O governo brasileiro espera, no decorrer de um ano, o aumento de R$ 10 bilhões na balança comercial com a habilitação de 38 novas plantas frigoríficas autorizadas para a exportação de carne brasileira à China.
A estimativa foi anunciada pelo secretário de Comércio e Relações Internacionais do Ministério da Agricultura e Pecuária, Roberto Perosa, nesta quinta-feira (11).
“O impacto é muito positivo na balança comercial brasileira. Nós vamos ter o incremento médio de até R$ 10 bilhões com essas habilitações. Novas habilitações devem acontecer, estamos trabalhando duro para que isso aconteça. Vai trazer renda ao interior do país, ao produtor e ao campo”, afirmou Perosa em entrevista a jornalistas.
Na sexta-feira (12), o presidente Luiz Inácio Lula da Silva (PT) e o ministro da Agricultura e Pecuária, Carlos Fávaro, viajam para Campo Grande (MS) para acompanhar o primeiro embarque de carne para a China, a partir de plantas recém habilitadas para exportação.
Uma planta da JBS foi escolhida para a visita do presidente. Segundo Perosa, a escolha considerou qual estado teve maior incremento da capacidade de exportação.
“O Mato Grosso do Sul é um estado simbólico. Antes, de todo o rebanho [do estado] somente 11% poderia ser exportado para a China. Com as novas habilitações isso passou para 57%. O perfil da pecuária no Mato Grosso do Sul será alterado para positivo”, disse.

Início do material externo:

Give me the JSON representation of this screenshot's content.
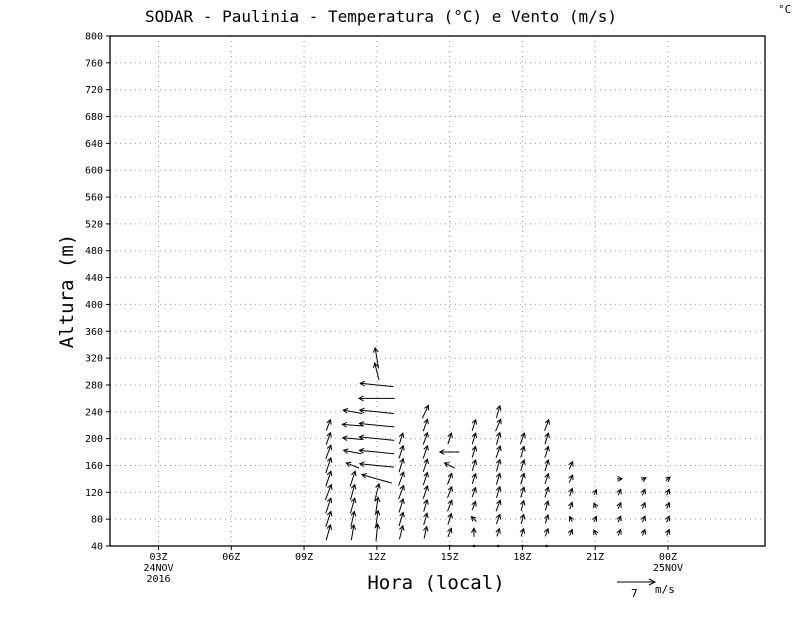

As autorizações para os frigoríficos brasileiros foram concedidas pela China em 12 de março e incluem 8 abatedouros de frango, 24 de bovinos, um estabelecimento bovino de termoprocessamento e cinco entrepostos.
O governo avalia estar em um bom momento das relações entre China e Brasil, que pode abrir espaço para novas habilitações. De todas as plantas brasileiras avaliadas, 32 não foram aceitas pela autoridade chinesa. Depois de feitas as adequações necessárias, o Ministério espera retomar as negociações com o governo chinês.
De acordo com o secretário de Defesa Agropecuária, Carlos Goulart, o governo também estuda atualizar os protocolos de exportação para a China. “Sempre trabalhamos constantemente na melhoria dos protocolos sempre quando a gente enxerga que é possível retirar ou reduzir requisitos que impactam na capacidade produtiva”, afirmou.
O assunto deve ser tratado em junho durante visita do vice-presidente Geraldo Alckmin (PSB) a Pequim, capital chinesa. Ele participará da Cosban, a Comissão Sino-Brasileira de Alto Nível de Concertação e Cooperação, que é um dos principais espaços de diálogo entre Brasil e China.